We talked about verses three and four last time, and we actually
read through and talked about all these up to verse And I'm
going to read verse 9 and following now. He says, Surely men of low
degree are vanity, and men of high degree are a lie. To be
laid in the balance, they are altogether lighter than vanity.
Now here in this Psalm, in this verse, we see that men, if you
were to weigh their value on the scales and putting Christ
on the other side, putting the value, the thing that the Lord
values on the other side, that men would be weightless, less
than weightless. That's our value. In ourselves,
we are absolutely empty and weight and valueless. We're unprofitable. There's none that do with good.
No, not one. Taken all together, it says in
Romans chapter three, they are all together become unprofitable. And that's the case of our natural
selves. So therefore, the Lord has to
be our all, doesn't he? And then in verse 10, he says,
trust not in oppression and become not vain in robbery if riches
increase, set not your heart upon them. That's what these
men were doing, these four men that I just mentioned. Ahithophel
and Absalom and Ziba and Shimei.

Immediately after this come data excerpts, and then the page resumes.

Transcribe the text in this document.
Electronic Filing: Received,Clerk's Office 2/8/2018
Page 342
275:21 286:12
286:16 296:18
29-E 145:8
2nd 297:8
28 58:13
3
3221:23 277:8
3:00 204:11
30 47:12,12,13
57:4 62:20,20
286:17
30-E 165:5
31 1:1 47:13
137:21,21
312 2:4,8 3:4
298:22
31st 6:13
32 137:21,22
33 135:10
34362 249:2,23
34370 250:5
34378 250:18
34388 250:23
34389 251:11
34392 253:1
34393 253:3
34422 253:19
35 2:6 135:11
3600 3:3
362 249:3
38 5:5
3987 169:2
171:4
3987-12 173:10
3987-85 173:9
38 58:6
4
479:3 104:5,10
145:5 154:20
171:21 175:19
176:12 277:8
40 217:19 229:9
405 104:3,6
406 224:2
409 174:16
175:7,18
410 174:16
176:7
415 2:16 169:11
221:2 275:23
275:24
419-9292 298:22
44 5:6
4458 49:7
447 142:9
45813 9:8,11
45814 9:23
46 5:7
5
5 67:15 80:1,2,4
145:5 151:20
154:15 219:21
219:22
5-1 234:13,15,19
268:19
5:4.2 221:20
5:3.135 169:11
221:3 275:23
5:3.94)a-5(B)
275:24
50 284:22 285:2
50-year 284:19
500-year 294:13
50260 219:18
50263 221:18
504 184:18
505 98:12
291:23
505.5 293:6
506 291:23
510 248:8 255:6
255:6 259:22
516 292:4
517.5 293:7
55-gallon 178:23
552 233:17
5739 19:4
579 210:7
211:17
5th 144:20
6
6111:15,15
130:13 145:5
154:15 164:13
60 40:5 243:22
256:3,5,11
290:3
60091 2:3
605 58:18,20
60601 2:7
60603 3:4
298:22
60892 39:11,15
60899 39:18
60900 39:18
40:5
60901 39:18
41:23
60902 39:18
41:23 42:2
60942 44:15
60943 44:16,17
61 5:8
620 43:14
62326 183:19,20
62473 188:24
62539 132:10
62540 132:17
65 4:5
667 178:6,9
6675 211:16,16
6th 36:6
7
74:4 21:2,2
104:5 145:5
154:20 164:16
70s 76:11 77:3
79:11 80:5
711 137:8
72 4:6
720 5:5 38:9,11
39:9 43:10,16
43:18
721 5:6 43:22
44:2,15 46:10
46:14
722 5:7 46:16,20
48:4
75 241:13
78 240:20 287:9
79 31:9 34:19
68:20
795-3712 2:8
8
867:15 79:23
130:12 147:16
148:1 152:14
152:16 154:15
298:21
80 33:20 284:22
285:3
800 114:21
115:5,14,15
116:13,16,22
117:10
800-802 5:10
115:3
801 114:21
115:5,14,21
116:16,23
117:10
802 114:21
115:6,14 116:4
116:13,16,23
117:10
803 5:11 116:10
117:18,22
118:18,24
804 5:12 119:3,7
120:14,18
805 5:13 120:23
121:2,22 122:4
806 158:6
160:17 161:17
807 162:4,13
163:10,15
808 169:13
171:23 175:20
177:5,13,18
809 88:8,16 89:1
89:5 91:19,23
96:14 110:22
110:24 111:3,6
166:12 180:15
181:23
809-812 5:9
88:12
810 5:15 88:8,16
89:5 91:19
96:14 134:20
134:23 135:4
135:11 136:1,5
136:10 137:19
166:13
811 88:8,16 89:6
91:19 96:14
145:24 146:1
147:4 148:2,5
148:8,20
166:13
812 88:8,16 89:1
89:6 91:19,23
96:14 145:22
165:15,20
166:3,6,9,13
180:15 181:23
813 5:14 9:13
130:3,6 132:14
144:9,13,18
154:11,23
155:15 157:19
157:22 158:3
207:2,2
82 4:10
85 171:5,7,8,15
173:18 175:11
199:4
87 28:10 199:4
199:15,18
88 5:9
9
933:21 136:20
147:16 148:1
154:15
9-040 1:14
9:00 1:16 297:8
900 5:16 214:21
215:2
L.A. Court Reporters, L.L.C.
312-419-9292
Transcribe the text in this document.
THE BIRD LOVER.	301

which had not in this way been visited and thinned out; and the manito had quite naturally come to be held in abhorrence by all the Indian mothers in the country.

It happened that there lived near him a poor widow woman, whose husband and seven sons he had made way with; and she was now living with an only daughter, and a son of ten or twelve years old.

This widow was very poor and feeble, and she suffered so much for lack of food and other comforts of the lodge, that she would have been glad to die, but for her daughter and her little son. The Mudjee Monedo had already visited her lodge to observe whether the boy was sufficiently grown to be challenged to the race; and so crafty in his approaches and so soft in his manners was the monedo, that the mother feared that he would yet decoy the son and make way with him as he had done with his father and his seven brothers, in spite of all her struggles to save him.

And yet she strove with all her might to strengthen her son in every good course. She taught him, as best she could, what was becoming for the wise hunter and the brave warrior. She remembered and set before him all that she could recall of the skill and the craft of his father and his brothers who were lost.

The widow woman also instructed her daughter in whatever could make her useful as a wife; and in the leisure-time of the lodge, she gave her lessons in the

These men had personal gain as
their interest and they were going to get it by robbing David
They were going to get it by taking away from the one God
anointed what God had given him. And this is the intent of Satan
and his kingdom. It's to displace Christ as the
king, to put themselves as the object of admiration and honor
and glory. This is the heart of natural
man, hostile toward God, an enemy of God. Because we oppose the
rule of Christ naturally. Because we want our own glory. We want to serve ourselves. That's
the very epitome. Pride. It's pride. And lust. And envy. And greed. All these
things that come from the heart of man. So they wanted to rob
the king by oppression. They were willing to do whatever
they had to do to get what they wanted. And it didn't matter
who was hurt by it. That's called oppression. And
you can see that in men today. But look at verse 11. God has
spoken once, twice have I heard this, that power belongs to God.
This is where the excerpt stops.